Musica, podcast, film, serie tv, applicazioni, libri e ora anche lezioni, iTunes U apre all’Italia. In realtà il servizio di Apple dedicato alla veicolazione di materiale didattico è fruibile nel nostro paese da tempo, adesso però la casa della mela ha deciso di cominciare ad investire sulla produzione di contenuti educational anche da noi.
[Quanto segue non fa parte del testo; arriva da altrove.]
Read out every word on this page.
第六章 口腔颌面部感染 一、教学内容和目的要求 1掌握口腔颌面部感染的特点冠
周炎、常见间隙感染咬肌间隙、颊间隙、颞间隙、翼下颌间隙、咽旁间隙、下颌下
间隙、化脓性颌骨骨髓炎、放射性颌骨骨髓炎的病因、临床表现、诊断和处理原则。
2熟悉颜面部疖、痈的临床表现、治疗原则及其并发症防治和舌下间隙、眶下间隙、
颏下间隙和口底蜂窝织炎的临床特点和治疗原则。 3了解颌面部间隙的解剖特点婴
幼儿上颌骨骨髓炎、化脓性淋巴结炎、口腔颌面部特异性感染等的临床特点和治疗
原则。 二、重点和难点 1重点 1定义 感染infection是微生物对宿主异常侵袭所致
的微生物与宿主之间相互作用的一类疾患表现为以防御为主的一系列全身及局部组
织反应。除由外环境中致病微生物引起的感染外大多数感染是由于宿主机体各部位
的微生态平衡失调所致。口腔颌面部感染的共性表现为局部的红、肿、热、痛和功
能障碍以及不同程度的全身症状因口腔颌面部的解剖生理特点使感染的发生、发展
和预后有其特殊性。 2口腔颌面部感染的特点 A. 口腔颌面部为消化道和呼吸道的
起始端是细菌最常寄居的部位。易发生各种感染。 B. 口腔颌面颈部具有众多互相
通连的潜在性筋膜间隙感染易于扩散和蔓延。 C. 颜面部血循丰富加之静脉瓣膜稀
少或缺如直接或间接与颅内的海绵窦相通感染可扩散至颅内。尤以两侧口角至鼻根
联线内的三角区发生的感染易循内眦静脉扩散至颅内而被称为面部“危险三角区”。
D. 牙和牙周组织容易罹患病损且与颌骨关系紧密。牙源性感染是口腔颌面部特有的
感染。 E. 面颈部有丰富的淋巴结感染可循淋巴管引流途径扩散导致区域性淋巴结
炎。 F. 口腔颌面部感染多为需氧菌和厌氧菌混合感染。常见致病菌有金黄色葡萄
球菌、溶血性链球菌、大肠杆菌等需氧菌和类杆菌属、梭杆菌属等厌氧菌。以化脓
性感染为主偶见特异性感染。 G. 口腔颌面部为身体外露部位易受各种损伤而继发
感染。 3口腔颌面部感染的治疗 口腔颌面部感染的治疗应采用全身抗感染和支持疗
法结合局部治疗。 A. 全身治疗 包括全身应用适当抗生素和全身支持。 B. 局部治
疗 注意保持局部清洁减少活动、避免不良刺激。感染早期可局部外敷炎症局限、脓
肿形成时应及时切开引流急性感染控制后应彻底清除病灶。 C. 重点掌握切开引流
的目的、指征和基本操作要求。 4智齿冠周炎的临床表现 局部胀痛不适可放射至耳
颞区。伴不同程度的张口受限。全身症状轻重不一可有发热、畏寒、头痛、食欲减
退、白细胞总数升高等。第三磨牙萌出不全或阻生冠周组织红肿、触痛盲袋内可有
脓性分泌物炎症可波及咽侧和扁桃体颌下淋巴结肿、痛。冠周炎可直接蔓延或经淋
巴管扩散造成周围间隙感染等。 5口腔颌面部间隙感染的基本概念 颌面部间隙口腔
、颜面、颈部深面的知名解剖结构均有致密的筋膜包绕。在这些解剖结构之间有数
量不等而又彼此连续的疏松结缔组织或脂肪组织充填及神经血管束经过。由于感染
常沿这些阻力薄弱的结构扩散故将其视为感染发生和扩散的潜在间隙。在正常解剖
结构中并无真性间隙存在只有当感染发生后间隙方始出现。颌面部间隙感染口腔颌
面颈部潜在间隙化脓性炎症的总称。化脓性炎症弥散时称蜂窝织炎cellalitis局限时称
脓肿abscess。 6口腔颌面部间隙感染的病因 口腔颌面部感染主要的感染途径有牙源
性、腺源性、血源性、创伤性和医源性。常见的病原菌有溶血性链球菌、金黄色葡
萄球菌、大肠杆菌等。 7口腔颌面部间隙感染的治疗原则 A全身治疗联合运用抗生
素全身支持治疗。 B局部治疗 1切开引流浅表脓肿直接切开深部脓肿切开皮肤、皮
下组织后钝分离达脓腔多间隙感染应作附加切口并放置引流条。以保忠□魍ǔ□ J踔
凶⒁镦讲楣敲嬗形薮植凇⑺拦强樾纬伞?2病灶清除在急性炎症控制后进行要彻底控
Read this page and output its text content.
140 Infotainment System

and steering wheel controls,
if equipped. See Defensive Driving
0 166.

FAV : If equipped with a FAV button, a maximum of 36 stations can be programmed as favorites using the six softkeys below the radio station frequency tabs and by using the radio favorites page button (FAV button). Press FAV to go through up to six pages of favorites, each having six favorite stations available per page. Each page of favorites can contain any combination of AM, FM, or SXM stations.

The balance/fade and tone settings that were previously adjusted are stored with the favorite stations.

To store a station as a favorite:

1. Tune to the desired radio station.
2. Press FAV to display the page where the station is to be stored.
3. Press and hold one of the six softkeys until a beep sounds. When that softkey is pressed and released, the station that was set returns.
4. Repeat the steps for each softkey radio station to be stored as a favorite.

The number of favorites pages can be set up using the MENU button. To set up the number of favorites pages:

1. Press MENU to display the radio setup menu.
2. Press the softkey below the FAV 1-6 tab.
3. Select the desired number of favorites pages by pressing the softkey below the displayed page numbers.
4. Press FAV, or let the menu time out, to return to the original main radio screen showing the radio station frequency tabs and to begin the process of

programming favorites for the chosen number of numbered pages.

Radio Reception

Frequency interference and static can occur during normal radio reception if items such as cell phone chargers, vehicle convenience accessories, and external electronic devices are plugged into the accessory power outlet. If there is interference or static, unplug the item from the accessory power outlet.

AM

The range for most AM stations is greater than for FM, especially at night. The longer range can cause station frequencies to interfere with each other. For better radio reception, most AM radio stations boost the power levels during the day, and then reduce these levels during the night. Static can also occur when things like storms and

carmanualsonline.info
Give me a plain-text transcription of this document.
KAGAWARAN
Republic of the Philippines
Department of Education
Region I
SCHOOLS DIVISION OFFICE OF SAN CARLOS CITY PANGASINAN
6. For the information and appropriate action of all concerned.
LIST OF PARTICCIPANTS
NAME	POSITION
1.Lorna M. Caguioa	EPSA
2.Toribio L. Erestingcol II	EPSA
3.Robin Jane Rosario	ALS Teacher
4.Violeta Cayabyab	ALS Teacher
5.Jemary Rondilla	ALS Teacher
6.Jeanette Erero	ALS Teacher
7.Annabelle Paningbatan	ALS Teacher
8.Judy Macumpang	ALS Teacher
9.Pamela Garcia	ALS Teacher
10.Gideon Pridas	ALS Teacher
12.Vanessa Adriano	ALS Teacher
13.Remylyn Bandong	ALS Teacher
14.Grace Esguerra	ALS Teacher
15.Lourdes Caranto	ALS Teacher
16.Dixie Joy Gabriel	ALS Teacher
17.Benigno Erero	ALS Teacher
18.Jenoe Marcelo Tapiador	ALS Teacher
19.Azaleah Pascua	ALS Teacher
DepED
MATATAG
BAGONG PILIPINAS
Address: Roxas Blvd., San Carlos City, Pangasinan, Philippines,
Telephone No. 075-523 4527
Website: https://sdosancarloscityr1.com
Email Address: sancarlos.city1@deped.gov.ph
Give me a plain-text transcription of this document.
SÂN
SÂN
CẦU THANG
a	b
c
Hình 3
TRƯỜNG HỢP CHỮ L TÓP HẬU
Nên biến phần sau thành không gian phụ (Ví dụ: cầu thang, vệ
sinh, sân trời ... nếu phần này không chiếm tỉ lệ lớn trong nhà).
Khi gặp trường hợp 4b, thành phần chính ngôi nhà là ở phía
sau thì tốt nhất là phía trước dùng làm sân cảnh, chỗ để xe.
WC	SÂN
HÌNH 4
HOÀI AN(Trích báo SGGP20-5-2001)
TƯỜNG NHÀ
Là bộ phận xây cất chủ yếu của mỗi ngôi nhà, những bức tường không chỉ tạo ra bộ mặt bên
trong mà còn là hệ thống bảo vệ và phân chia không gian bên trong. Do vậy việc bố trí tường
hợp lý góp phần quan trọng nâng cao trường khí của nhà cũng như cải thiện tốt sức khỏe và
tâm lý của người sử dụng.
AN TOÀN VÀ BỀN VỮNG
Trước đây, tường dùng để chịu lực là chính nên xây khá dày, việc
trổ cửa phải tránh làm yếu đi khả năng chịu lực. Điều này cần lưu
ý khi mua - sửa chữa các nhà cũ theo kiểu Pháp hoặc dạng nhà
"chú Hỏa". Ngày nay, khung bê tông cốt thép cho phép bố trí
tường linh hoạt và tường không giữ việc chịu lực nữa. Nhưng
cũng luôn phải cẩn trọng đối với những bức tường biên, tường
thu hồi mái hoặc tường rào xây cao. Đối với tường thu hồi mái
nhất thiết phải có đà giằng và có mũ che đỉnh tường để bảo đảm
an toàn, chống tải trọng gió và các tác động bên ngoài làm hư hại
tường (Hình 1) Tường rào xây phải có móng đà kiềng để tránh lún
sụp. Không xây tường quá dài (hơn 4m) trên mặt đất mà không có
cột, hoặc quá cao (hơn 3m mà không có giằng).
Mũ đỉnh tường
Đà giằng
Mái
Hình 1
Al momento 800 content provider (leggi: università ed istituti riconosciuti come “facenti funzioni educative”) rimpinzano iTunes U con podcast video, audio e documenti scaricabili. Tutto gratis. In Italia ci sono almeno 30 università in fila per andare online (significa che hanno avviato la pratica o che sono state riconosciute e devono solo cominciare a mettere il materiale in linea) e Apple ha deciso di tenere a Roma un evento, aperto ai più importanti istituti che si sono interessati alla questione. Lo scopo: evengelizzare il verbo del nuovo servizio, spiegare quali siano le possibilità, raccontare case histories di successo e dare qualche consiglio per portare le proprie lezioni in rete con efficacia e risparmio (si scopre che le università degli altri paesi hanno gli stessi problemi delle nostre per quanto riguarda risorse umane ed economiche, nonché nell’ambito “volontà da parte di chi tira le fila”).
“Dal ’78 all’84 il computer, nel 2003 la musica, nel 2008 la telefonia mobile, dal 2010 al 2012 l’editoria e dal 2011 al 2015 la scuola”: così recita una delle slide di apertura dell’evento, con cui Apple comunica senza mezzi termini che punterà seriamente sul settore educational , almeno quanto in passato ha puntato sul resto.
In verità si potrebbe dire che ci ha sempre puntato, sostengono dall’azienda citando l’impegno in ACOT e il continuo rapporto di scambio che Cupertino ha con gli editori per migliorare gli strumenti di apprendimento. La realtà, però, è che un servizio così apertamente dedicato alla veicolazione di contenuti didattici e un’apertura simile a tutti gli istituti che vogliano prendervi parte non si era mai visto. La stessa azienda lo definisce “Applès best kept secret”, frase ad effetto ma dal dubbio significato (se è una cosa buona, perché dovrebbe tenerla segreta?).
Con iTunes U la società di Jobs tenta di mettere un altro piede nel mercato dei contenuti , non producendoli in prima persona ma candidandosi ad aggregatore numero uno, in linea con quanto fatto fino ad ora. Stavolta però, trattandosi di contenuti altamente professionali, dove andarli a prendere se non nelle università? Nasce così la nuova divisione, per permettere un doppio movimento di materiale didattico: verso l’interno e verso l’esterno. Quello interno è consentito dal lato private di iTunes U (contenuti accessibili dietro l’immissione di nome utente e password), quello esterno dal lato public (contenuti liberi e per tutti). Il primo tipo può diventare monetizzabile (e-learning?), il secondo è quello più in linea con le filosofie open della Rete e dallo scopo pubblicitario: agli istituti la scelta di quale modello applicare per ogni elemento caricato.
Ogni ente infatti mette online le lezioni che ritiene più opportuno veicolare nella quantità che crede. In nessun caso Apple offre lo spazio (una voce importante nel momento in cui si vogliono uploadare ore di lezioni magari in video), il servizio prevede unicamente l’indicizzazione e la pagina all’interno di iTunes. Nei confronti degli utenti, insomma, la Mela si pone come garante della qualità e della bontà degli istituti coinvolti. A differenza dei podcast, infatti, chi vorrà prendere parte dovrà dimostrare le proprie credenziali.
Quali siano i numeri che si possono generare lo spiega Clive Mulholland, vicerettore dell’ università di Glamoran nel Galles, per l’occasione uomo immagine Apple nell’illustrare come il suo istituto di provincia abbia beneficiato dall’aver investito tempo e risorse in iTunes U. 340.000 download in 6 mesi e 630.000 dopo un anno. Un ritorno di immagine che, sostiene Mulholland, “ci sarebbe costato 4,2 milioni di sterline se l’avessimo pianificato”.
La cifra è discutibile, e sembra più un espediente per catturare l’attenzione, tuttavia è indubbio che numeri simili per un’università di provincia (beneficiata però dall’avere già tutti i corsi in lingua inglese) siano un buon investimento in termini di immagine e una buona carta per la carriera dei singoli docenti.